MDMP currently covers: - tabular/time-series ingestion via data contracts - structural and range validation - deterministic dataset fingerprinting - reproducible compliance scoring
Implemented in:
- iints data contract-template
- iints data contract-run
Core Pillars¶
- Structural Integrity
- Contracts define required columns, expected types, and physiologic ranges.
-
Unit conversions can be applied deterministically (for example
mmol/L -> mg/dL). -
Chain of Trust
- Contract and dataset fingerprints are generated with SHA-256.
-
Any source-data change produces a new fingerprint.
-
Compliance Scoring
- Every run returns
compliance_scoreand pass/fail checks. -
MDMP grade is derived from score + hard compliance.
-
Runtime Guardians
mdmp_gatecan enforce MDMP checks directly before function execution.- This supports in-memory pipeline protection for research workloads.
MDMP Grades¶
clinical_grade: compliant and score >= 90research_grade: score >= 75draft: below research threshold
Grade gating can be enforced in CI:
Commands
iints data contract-run data_contract.yaml data/my_cgm.csv \
--min-mdmp-grade research_grade \
--fail-on-noncompliant
Certification dashboard generation:
iints data mdmp-visualizer results/contract_data_report.json \
--output-html results/mdmp_dashboard.html
Synthetic mirror generation:
iints data synthetic-mirror data/real.csv contracts/clinical_mdmp_contract.yaml \
--output-csv data/synthetic_mirror.csv \
--output-json audit/synthetic_mirror_report.json
Runtime function gate:
from iints import mdmp_gate
@mdmp_gate("contracts/clinical_mdmp_contract.yaml", min_grade="clinical_grade")

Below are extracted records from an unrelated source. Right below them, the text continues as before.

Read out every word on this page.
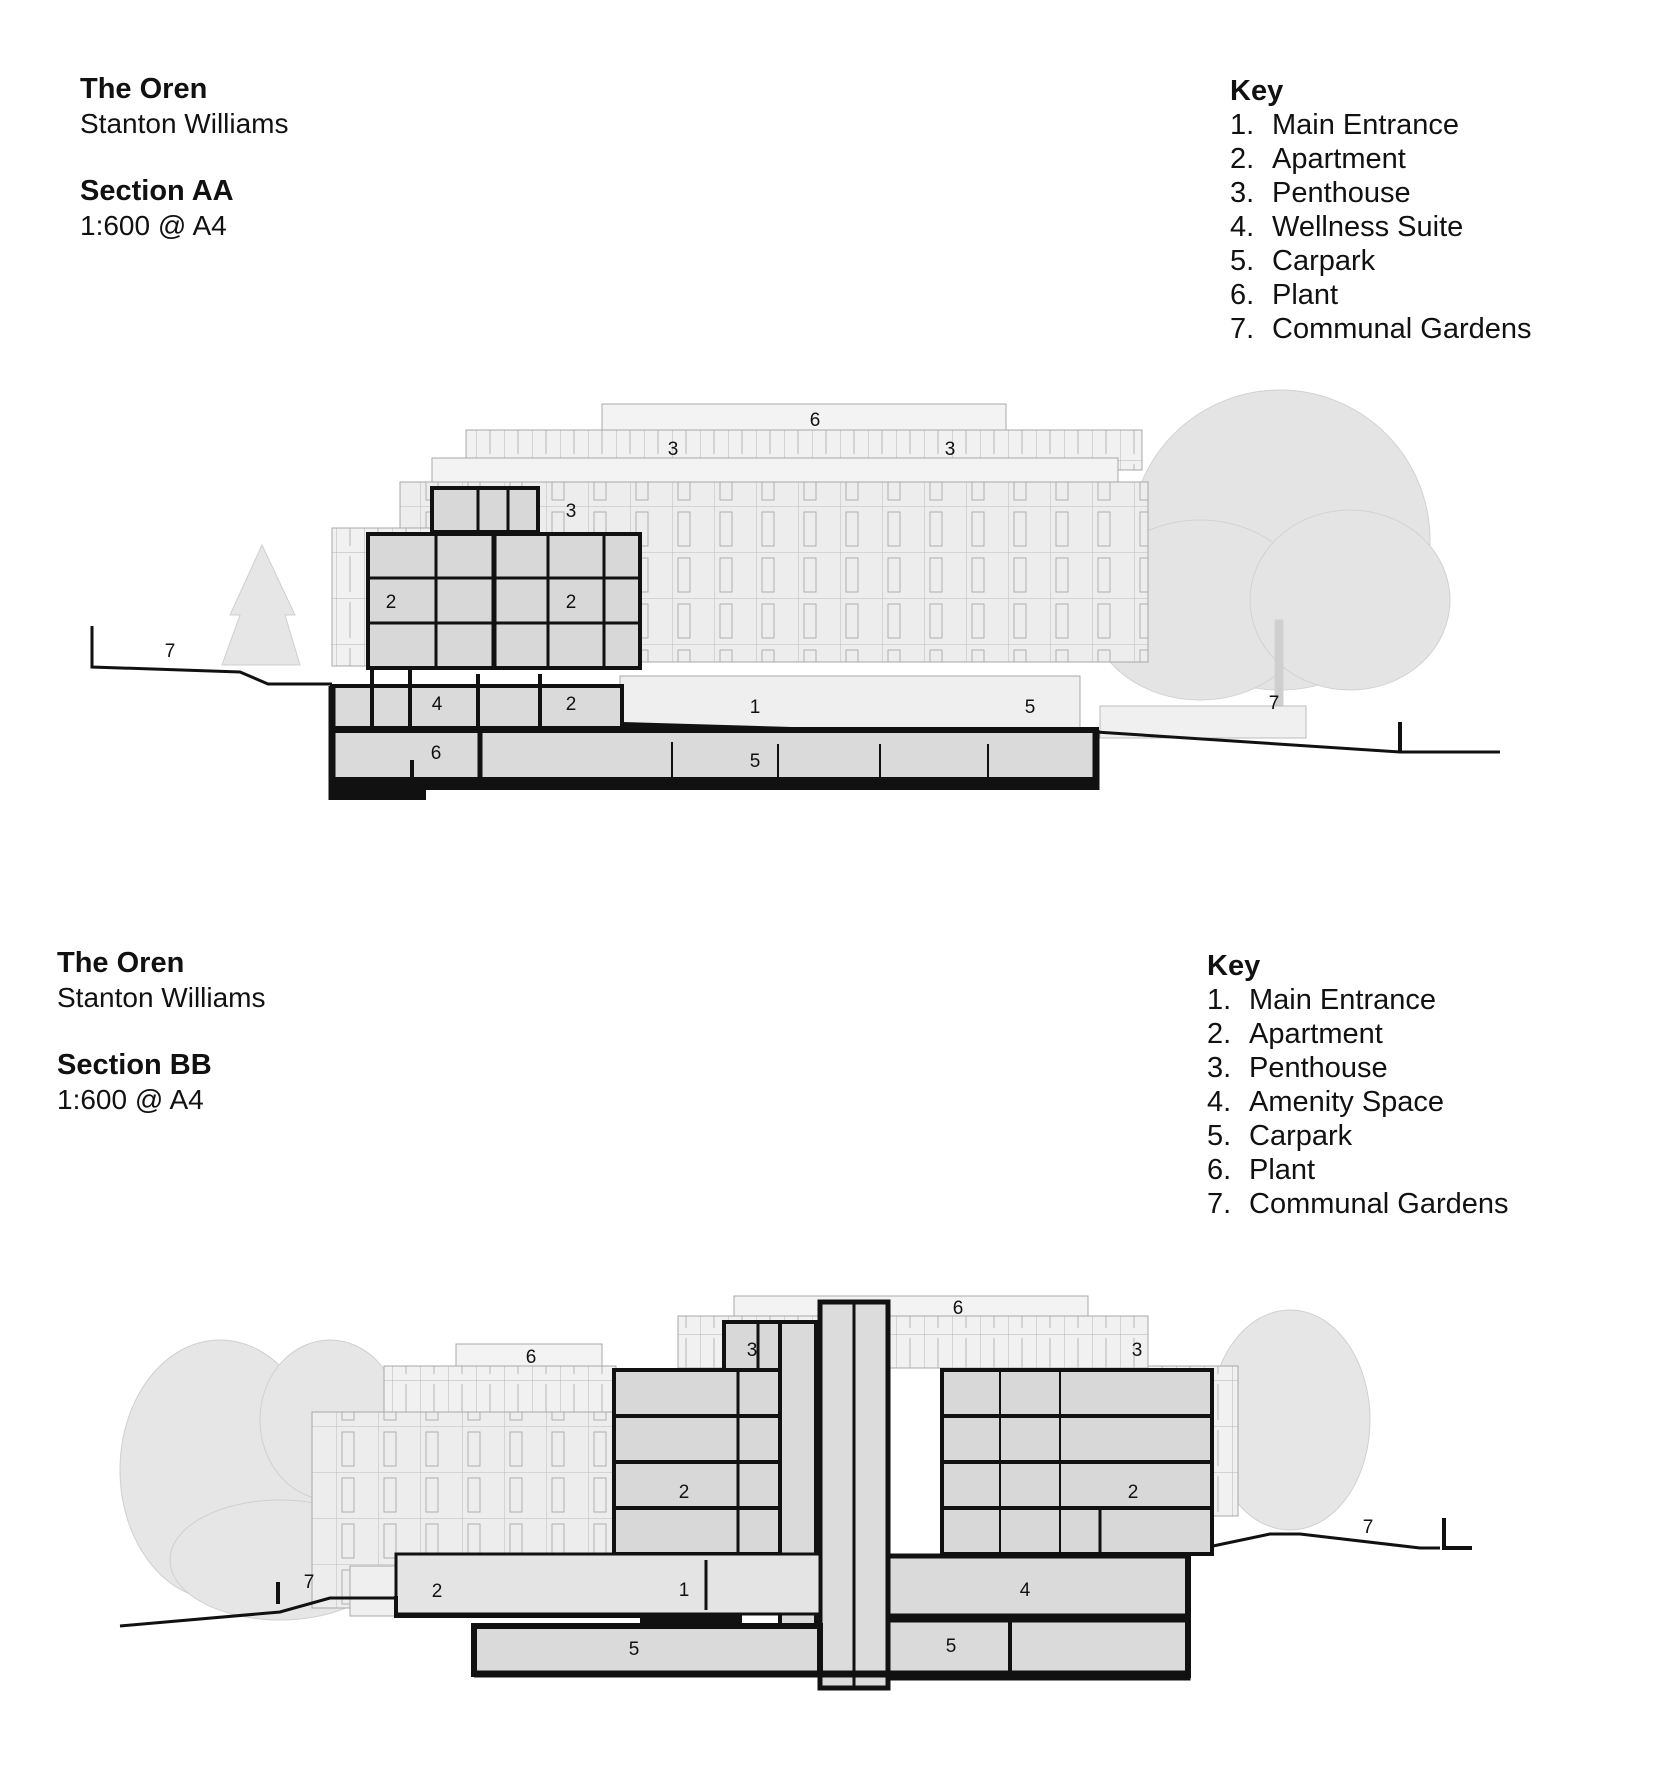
The Oren
Stanton Williams
Section AA
1:600 @ A4
Key
1. Main Entrance
2. Apartment
3. Penthouse
4. Wellness Suite
5. Carpark
6. Plant
7. Communal Gardens
The Oren
Stanton Williams
Section BB
1:600 @ A4
Key
1. Main Entrance
2. Apartment
3. Penthouse
4. Amenity Space
5. Carpark
6. Plant
7. Communal Gardens
6
3	3
3
2	2
2
4	1	5
5
6
7
7
6
6	3	3
2	2
2	1	4
5	5
7
7
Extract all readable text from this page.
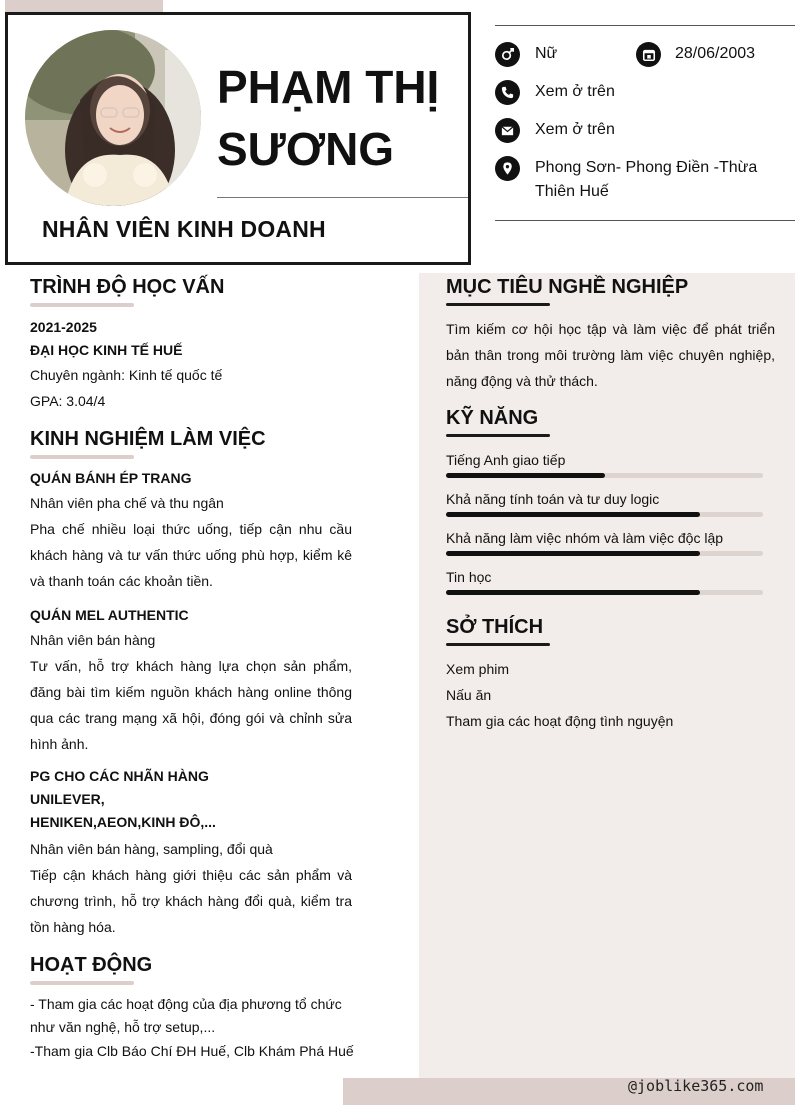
@joblike365.com
PHẠM THỊ SƯƠNG
NHÂN VIÊN KINH DOANH
Nữ	28/06/2003
Xem ở trên
Xem ở trên
Phong Sơn- Phong Điền -Thừa Thiên Huế
TRÌNH ĐỘ HỌC VẤN
2021-2025
ĐẠI HỌC KINH TẾ HUẾ
Chuyên ngành: Kinh tế quốc tế
GPA: 3.04/4
KINH NGHIỆM LÀM VIỆC
QUÁN BÁNH ÉP TRANG
Nhân viên pha chế và thu ngân
Pha chế nhiều loại thức uống, tiếp cận nhu cầu khách hàng và tư vấn thức uống phù hợp, kiểm kê và thanh toán các khoản tiền.
QUÁN MEL AUTHENTIC
Nhân viên bán hàng
Tư vấn, hỗ trợ khách hàng lựa chọn sản phẩm, đăng bài tìm kiếm nguồn khách hàng online thông qua các trang mạng xã hội, đóng gói và chỉnh sửa hình ảnh.
PG CHO CÁC NHÃN HÀNG UNILEVER, HENIKEN,AEON,KINH ĐÔ,...
Nhân viên bán hàng, sampling, đổi quà
Tiếp cận khách hàng giới thiệu các sản phẩm và chương trình, hỗ trợ khách hàng đổi quà, kiểm tra tồn hàng hóa.
HOẠT ĐỘNG
- Tham gia các hoạt động của địa phương tổ chức như văn nghệ, hỗ trợ setup,...
-Tham gia Clb Báo Chí ĐH Huế, Clb Khám Phá Huế
MỤC TIÊU NGHỀ NGHIỆP
Tìm kiếm cơ hội học tập và làm việc để phát triển bản thân trong môi trường làm việc chuyên nghiệp, năng động và thử thách.
KỸ NĂNG
Tiếng Anh giao tiếp
Khả năng tính toán và tư duy logic
Khả năng làm việc nhóm và làm việc độc lập
Tin học
SỞ THÍCH
Xem phim
Nấu ăn
Tham gia các hoạt động tình nguyện
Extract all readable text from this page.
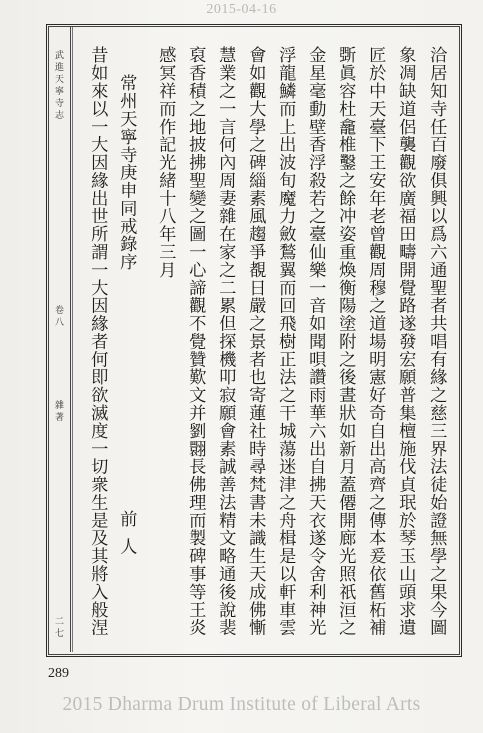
2015-04-16
武進天寧寺志
卷八
雜著
二七	洽居知寺任百廢俱興以爲六通聖者共唱有緣之慈三界法徒始證無學之果今圖
象凋缺道侶襲觀欲廣福田疇開覺路遂發宏願普集檀施伐貞珉於琴玉山頭求遺
匠於中天臺下王安年老曾觀周穆之道場明憲好奇自出高齊之傳本爰依舊柘補
斲眞容杜龕椎鑿之餘冲姿重煥衡陽塗附之後晝狀如新月蓋僊開廊光照祇洹之
金星毫動壁香浮殺若之臺仙樂一音如聞唄讚雨華六出自拂天衣遂令舍利神光
浮龍鱗而上出波旬魔力斂鶖翼而回飛樹正法之干城蕩迷津之舟楫是以軒車雲
會如觀大學之碑緇素風趨爭覩日嚴之景者也寄蓮社時尋梵書未識生天成佛慚
慧業之一言何內周妻雜在家之二累但探機叩寂願會素誠善法精文略通後說裴
裒香積之地披拂聖變之圖一心諦觀不覺贊歎文并劉翾長佛理而製碑事等王炎
感冥祥而作記光緒十八年三月
常州天寧寺庚申同戒錄序
前人
昔如來以一大因緣出世所謂一大因緣者何即欲滅度一切衆生是及其將入般涅
289
2015 Dharma Drum Institute of Liberal Arts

def process_dataframe(df):
...
Recommended Workflow¶
Output / Artifacts
- contract_data_report.json / mdmp_report.json
- MDMP grade + compliance score
- contract and dataset fingerprints
- optional HTML dashboard for audit sharing
- Write
data_contract.yamlfor your dataset. - Run
iints data contract-runand store JSON output. - Archive fingerprints with model artifacts.
- Train/evaluate only on datasets meeting your minimum grade policy.
Audit Artifacts¶
Keep these together per run:
- contract_data_report.json
- validation_report.json
- sources_manifest.json
- SUMMARY.md
- model artifact metadata (including seed, split, and commit SHA)
Regulatory Positioning¶
MDMP is a research data-quality protocol that can support documentation practices expected by regulated environments.
It is not itself a regulatory approval and does not turn the SDK into a medical device.